Ravens playing dangerous game with Lamar Jackson plan

The Baltimore Ravens placed the non-exclusive franchise tag on Lamar Jackson but their reported reasoning puts them in danger of losing the QB.

There appears to be more questions than answers when it comes to what’s going on with Lamar Jackson. The 2019 NFL MVP had the non-exclusive franchise tag placed on him by the Baltimore Ravens on Tuesday ahead of the afternoon deadline to use the tag, which allows the quarterback to negotiate with other teams. The Ravens can match any offer Jackson accepts but, if they choose not to, they will receive two first-round picks from the team that will land Jackson.

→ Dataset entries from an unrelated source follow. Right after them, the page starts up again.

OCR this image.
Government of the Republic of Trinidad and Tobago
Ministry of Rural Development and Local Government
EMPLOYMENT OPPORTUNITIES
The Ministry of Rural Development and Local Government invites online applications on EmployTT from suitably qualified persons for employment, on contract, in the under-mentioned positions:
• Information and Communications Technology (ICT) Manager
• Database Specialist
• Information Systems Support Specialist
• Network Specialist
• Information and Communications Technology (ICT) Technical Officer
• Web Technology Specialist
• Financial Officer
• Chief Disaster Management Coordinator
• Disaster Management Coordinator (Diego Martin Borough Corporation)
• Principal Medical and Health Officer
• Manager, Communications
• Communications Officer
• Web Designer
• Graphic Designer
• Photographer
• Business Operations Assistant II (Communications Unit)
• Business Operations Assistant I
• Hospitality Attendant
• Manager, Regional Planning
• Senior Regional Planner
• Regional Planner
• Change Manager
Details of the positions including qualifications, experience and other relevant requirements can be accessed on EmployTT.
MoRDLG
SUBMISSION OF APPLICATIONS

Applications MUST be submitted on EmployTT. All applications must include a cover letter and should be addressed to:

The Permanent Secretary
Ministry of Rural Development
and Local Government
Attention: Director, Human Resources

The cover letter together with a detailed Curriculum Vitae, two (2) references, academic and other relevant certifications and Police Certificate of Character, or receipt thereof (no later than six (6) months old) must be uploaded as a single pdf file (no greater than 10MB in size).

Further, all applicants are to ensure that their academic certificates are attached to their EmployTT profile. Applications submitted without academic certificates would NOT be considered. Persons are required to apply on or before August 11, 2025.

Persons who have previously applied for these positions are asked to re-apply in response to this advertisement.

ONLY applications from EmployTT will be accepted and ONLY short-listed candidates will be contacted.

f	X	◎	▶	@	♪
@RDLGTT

Despite the early reports of the market for Jackson being lukewarm at best, though, the question lingering was why the Ravens would open themselves up to the possibility of losing Lamar Jackson in this manner, even if it netted them two first-rounders. They run the risk of an aggressive (or desperate) franchise offering a godfather deal they have no interest in matching.

A former Ravens quarterback might have the answer.

Robert Griffin III reported from a source in Baltimore that the organization is using the non-exclusive tag so that both the Ravens and Jackson can see what the market is for the quarterback from “unbiased” parties, noting that they are willing to pay big money to keep him.

That, however, is a slippery slope to live on.

NFL rumors: Ravens testing market with Lamar Jackson tag is dangerous

There is some sense to what Baltimore is trying to do. They are clearly far apart with Jackson in their negotiations, hence getting to the point where they felt it necessary to use any tag on the signal-caller. So being able to gauge the market for fair value does hold some water as a plan.

At the same time, though, Jackson testing the market can be dangerous for the organization. As mentioned, if a team like the Raiders or any other team with a need at the position becomes desperate for a long-term plan at quarterback, they could put forth a fully guaranteed contract in the ballpark of Deshaun Watson’s $230 million deal with the Browns that would be hard for Baltimore to match.

In that scenario, they are either paying Jeff Bezos-esque money to keep Jackson or are getting two first-round picks to hit reset on the roster. Neither is particularly ideal in this situation.

We’ll see how this plan works out. For all we know, it might end up being the right one for the Ravens. As things currently stand, however, it’s impossible not to see the pitfalls of the strategy the team is deploying.